A few days ago I received a group email from my experimental music TA, Rafa Romo Tavizon that read:
Hi everybody, I would like to invite you to my noisy recital this Wednesday at 8:00 pm in the Chapel. And don't worry... I pinky promise that it's going to be very loud.
I had to set up an interview. Hit the jump to find out a little more about the crazy shit Rafa's up to.
Aural Wes: In your email, you said the performance is going to be "loud." What can people expect to hear when they come on Wednesday?
Rafa Romo Tavizon: Well, I guess I could divide my work into two categories. Before coming here, I worked a lot with acoustic instruments. I was, and am still, very interested in working with big ensembles - orchestras and so on. But, what happened the last two years, is that I've been working a lot with electronic music. Also, I mean, not only do I like loud music - loud sound - but also, what I'm going to do… I have this idea of sculpted noise, which is basically starting from noise as a primary material...
AW: Do you want to briefly explain what noise is?
Rafa: Yeah, sure. When I say noise, what I mean is all frequencies that we can here at the same time, as a block of all frequencies at the same level. Like [pshhhhhhhhh]. Like, white noise. And then, from there, what I did was cut some lines, trying to make figures, and combining them in different ways.
AW: You tried to cut figures into the noise, and then combined them in different ways?
Rafa: What I like about sculptors is that they start with a big block of something, like any material, and then they will take a hammer and chisel and try and tsch tsch tech [mimics hammering] to get rid of some of the material, to get the form of something. So, that's kind of like what I'm trying to do.
AW: And, the concert will be entirely sculpted noise pieces?
Rafa: At least half of it…[laughs] Yeah, I'm going to present four pieces that are based on this idea. I will have an eight channel system, which will be used not only to diffuse the sound, but also to try to activate (sonically) different spots in the chapel. I will be controlling the sound projection using an ipad while I sit conformably within the audience. Then I will perform an electric guitar piece with live electronics, and a video piece as well.
AW: Do the grad students have advisors for their recitals?
Rafa: Yes, yes we do. It's not just for the recital, but Ron Kuivila has been my advisor since I arrived here.
AW: Did you come here specifically to study with Ron?
Rafa: Yes, I cam here to study with Ron and Anthony Braxton. I was hoping to show my work to Alvin Lucier, which I haven't really been able to, since he retired exactly the same semester as I arrived. But yeah, I wasn't expecting Paula Matthusen, because I didn't know anything about her, but she has been very helpful as well.
AW: Your primary instrument is electric guitar?
Rafa: I don't think I have a primary instrument anymore…[laughs]. I played electric guitar a long time ago, basically rock and noise music. Noisy rock. A long time ago, I was like 15 years old. Then I stopped with that when I entered the conservatory. There I studied piano for five years. Then, basically I stopped playing all those instruments and concentrate all the time on computer music. So, I play once in a while, but I don't really practice.

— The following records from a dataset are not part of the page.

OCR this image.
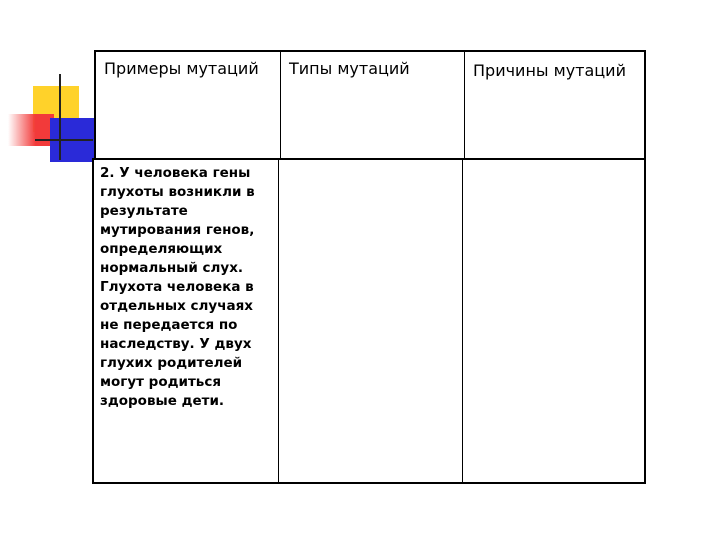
Примеры мутаций	Типы мутаций	Причины мутаций
2. У человека гены глухоты возникли в результате мутирования генов, определяющих нормальный слух. Глухота человека в отдельных случаях не передается по наследству. У двух глухих родителей могут родиться здоровые дети.
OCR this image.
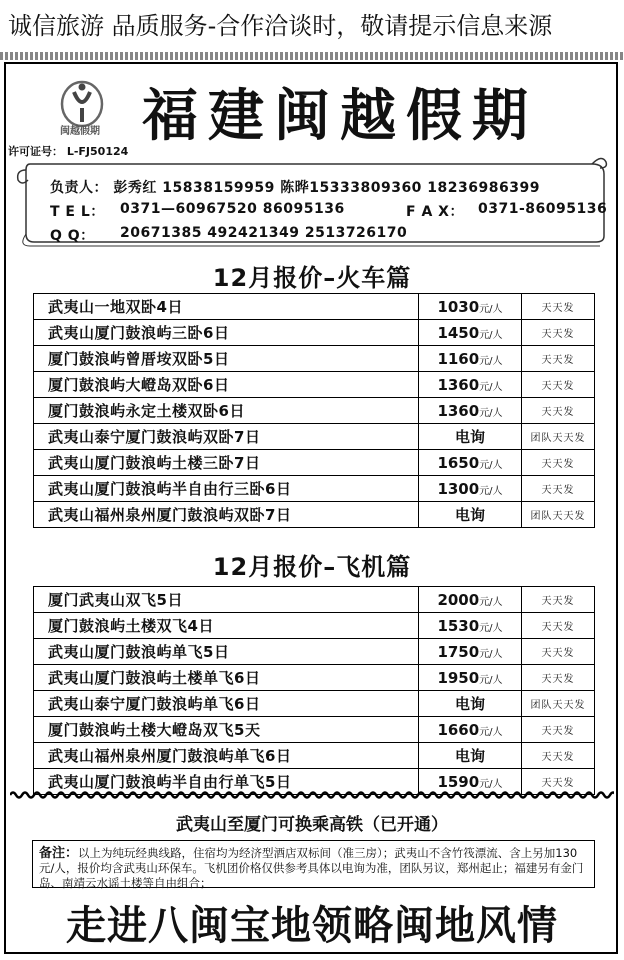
诚信旅游 品质服务-合作洽谈时，敬请提示信息来源
闽越假期 福建闽越假期
许可证号： L-FJ50124
负责人： 彭秀红 15838159959 陈晔15333809360 18236986399
T E L： 0371—60967520 86095136	F A X： 0371-86095136
Q Q： 20671385 492421349 2513726170
12月报价–火车篇
武夷山一地双卧4日	1030元/人	天天发
武夷山厦门鼓浪屿三卧6日	1450元/人	天天发
厦门鼓浪屿曾厝垵双卧5日	1160元/人	天天发
厦门鼓浪屿大嶝岛双卧6日	1360元/人	天天发
厦门鼓浪屿永定土楼双卧6日	1360元/人	天天发
武夷山泰宁厦门鼓浪屿双卧7日	电询	团队天天发
武夷山厦门鼓浪屿土楼三卧7日	1650元/人	天天发
武夷山厦门鼓浪屿半自由行三卧6日	1300元/人	天天发
武夷山福州泉州厦门鼓浪屿双卧7日	电询	团队天天发
12月报价–飞机篇
厦门武夷山双飞5日	2000元/人	天天发
厦门鼓浪屿土楼双飞4日	1530元/人	天天发
武夷山厦门鼓浪屿单飞5日	1750元/人	天天发
武夷山厦门鼓浪屿土楼单飞6日	1950元/人	天天发
武夷山泰宁厦门鼓浪屿单飞6日	电询	团队天天发
厦门鼓浪屿土楼大嶝岛双飞5天	1660元/人	天天发
武夷山福州泉州厦门鼓浪屿单飞6日	电询	天天发
武夷山厦门鼓浪屿半自由行单飞5日	1590元/人	天天发
武夷山至厦门可换乘高铁（已开通）
备注：以上为纯玩经典线路，住宿均为经济型酒店双标间（准三房）；武夷山不含竹筏漂流、含上另加130元/人，报价均含武夷山环保车。飞机团价格仅供参考具体以电询为准，团队另议，郑州起止；福建另有金门岛、南靖云水谣土楼等自由组合；
走进八闽宝地领略闽地风情
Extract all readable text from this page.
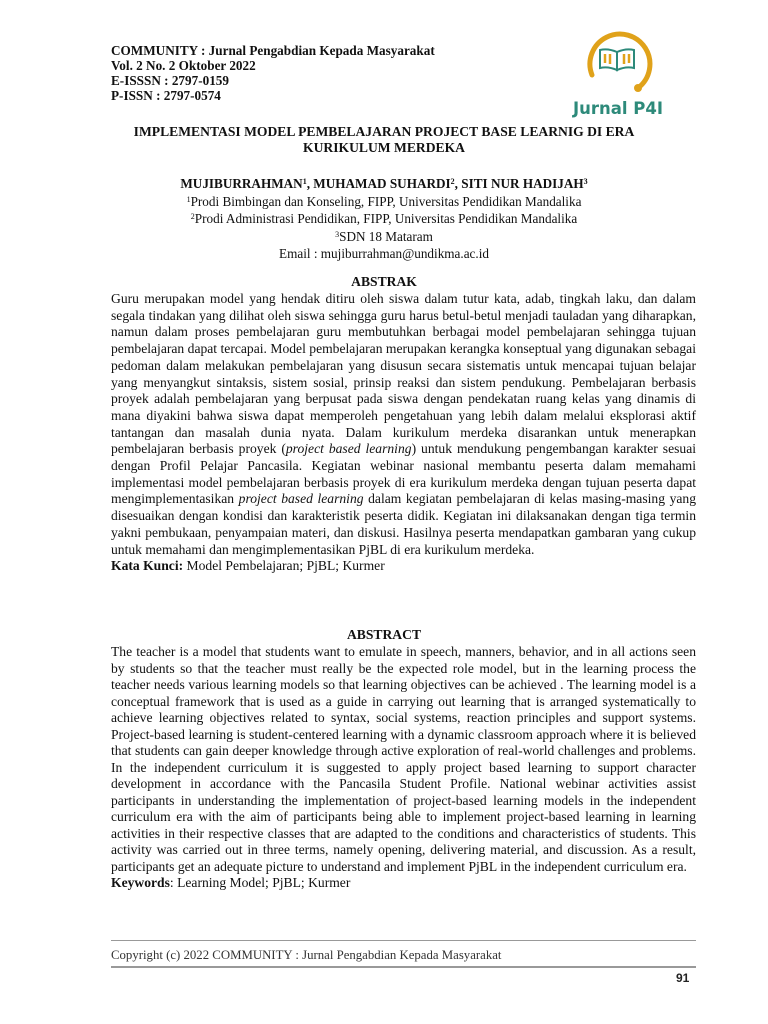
COMMUNITY : Jurnal Pengabdian Kepada Masyarakat
Vol. 2 No. 2 Oktober 2022
E-ISSSN : 2797-0159
P-ISSN : 2797-0574
Jurnal P4I
IMPLEMENTASI MODEL PEMBELAJARAN PROJECT BASE LEARNIG DI ERA KURIKULUM MERDEKA
MUJIBURRAHMAN$^1$, MUHAMAD SUHARDI$^2$, SITI NUR HADIJAH$^3$
$^1$Prodi Bimbingan dan Konseling, FIPP, Universitas Pendidikan Mandalika
$^2$Prodi Administrasi Pendidikan, FIPP, Universitas Pendidikan Mandalika
$^3$SDN 18 Mataram
Email : mujiburrahman@undikma.ac.id
ABSTRAK

Guru merupakan model yang hendak ditiru oleh siswa dalam tutur kata, adab, tingkah laku, dan dalam segala tindakan yang dilihat oleh siswa sehingga guru harus betul-betul menjadi tauladan yang diharapkan, namun dalam proses pembelajaran guru membutuhkan berbagai model pembelajaran sehingga tujuan pembelajaran dapat tercapai. Model pembelajaran merupakan kerangka konseptual yang digunakan sebagai pedoman dalam melakukan pembelajaran yang disusun secara sistematis untuk mencapai tujuan belajar yang menyangkut sintaksis, sistem sosial, prinsip reaksi dan sistem pendukung. Pembelajaran berbasis proyek adalah pembelajaran yang berpusat pada siswa dengan pendekatan ruang kelas yang dinamis di mana diyakini bahwa siswa dapat memperoleh pengetahuan yang lebih dalam melalui eksplorasi aktif tantangan dan masalah dunia nyata. Dalam kurikulum merdeka disarankan untuk menerapkan pembelajaran berbasis proyek (project based learning) untuk mendukung pengembangan karakter sesuai dengan Profil Pelajar Pancasila. Kegiatan webinar nasional membantu peserta dalam memahami implementasi model pembelajaran berbasis proyek di era kurikulum merdeka dengan tujuan peserta dapat mengimplementasikan project based learning dalam kegiatan pembelajaran di kelas masing-masing yang disesuaikan dengan kondisi dan karakteristik peserta didik. Kegiatan ini dilaksanakan dengan tiga termin yakni pembukaan, penyampaian materi, dan diskusi. Hasilnya peserta mendapatkan gambaran yang cukup untuk memahami dan mengimplementasikan PjBL di era kurikulum merdeka.

Kata Kunci: Model Pembelajaran; PjBL; Kurmer

ABSTRACT

The teacher is a model that students want to emulate in speech, manners, behavior, and in all actions seen by students so that the teacher must really be the expected role model, but in the learning process the teacher needs various learning models so that learning objectives can be achieved . The learning model is a conceptual framework that is used as a guide in carrying out learning that is arranged systematically to achieve learning objectives related to syntax, social systems, reaction principles and support systems. Project-based learning is student-centered learning with a dynamic classroom approach where it is believed that students can gain deeper knowledge through active exploration of real-world challenges and problems. In the independent curriculum it is suggested to apply project based learning to support character development in accordance with the Pancasila Student Profile. National webinar activities assist participants in understanding the implementation of project-based learning models in the independent curriculum era with the aim of participants being able to implement project-based learning in learning activities in their respective classes that are adapted to the conditions and characteristics of students. This activity was carried out in three terms, namely opening, delivering material, and discussion. As a result, participants get an adequate picture to understand and implement PjBL in the independent curriculum era.

Keywords: Learning Model; PjBL; Kurmer

Copyright (c) 2022 COMMUNITY : Jurnal Pengabdian Kepada Masyarakat
91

AW: What are you listening to right now?
Rafa: Well, I have - right now, I'm listening to a composer named Julio Estrada. He's a composer from Mexico, he's one of the composer's who's studied the whole contemporary experimental music in Mexico. he studied with Xenakis and Ligeti, and all those guys. But that's just a pure coincidence that I'm listening to his music right now. What I have been doing for the past three years, is I have a huge list of MP3s full of music that I like, from rock music, to noise music, to classical music, and I just pick a random folder every day, and open it in iTunes. I feel like I listen too much to a specific composer then I will get too much influence from them, and start copying them, in an unconscious way. And I don't want that, I want to hear as much music as possible.
AW: Last question: what is the most impactful class, or event, or experience, you've had in the past two years here?
Rafa: Um, well, that's a very hard question. The combination of hearing the works of the other graduate students in the composition seminar, with the opportunity I had to work as a TA. To listen to the works of the students, I think that both things are what I will say have had a great impact on myself.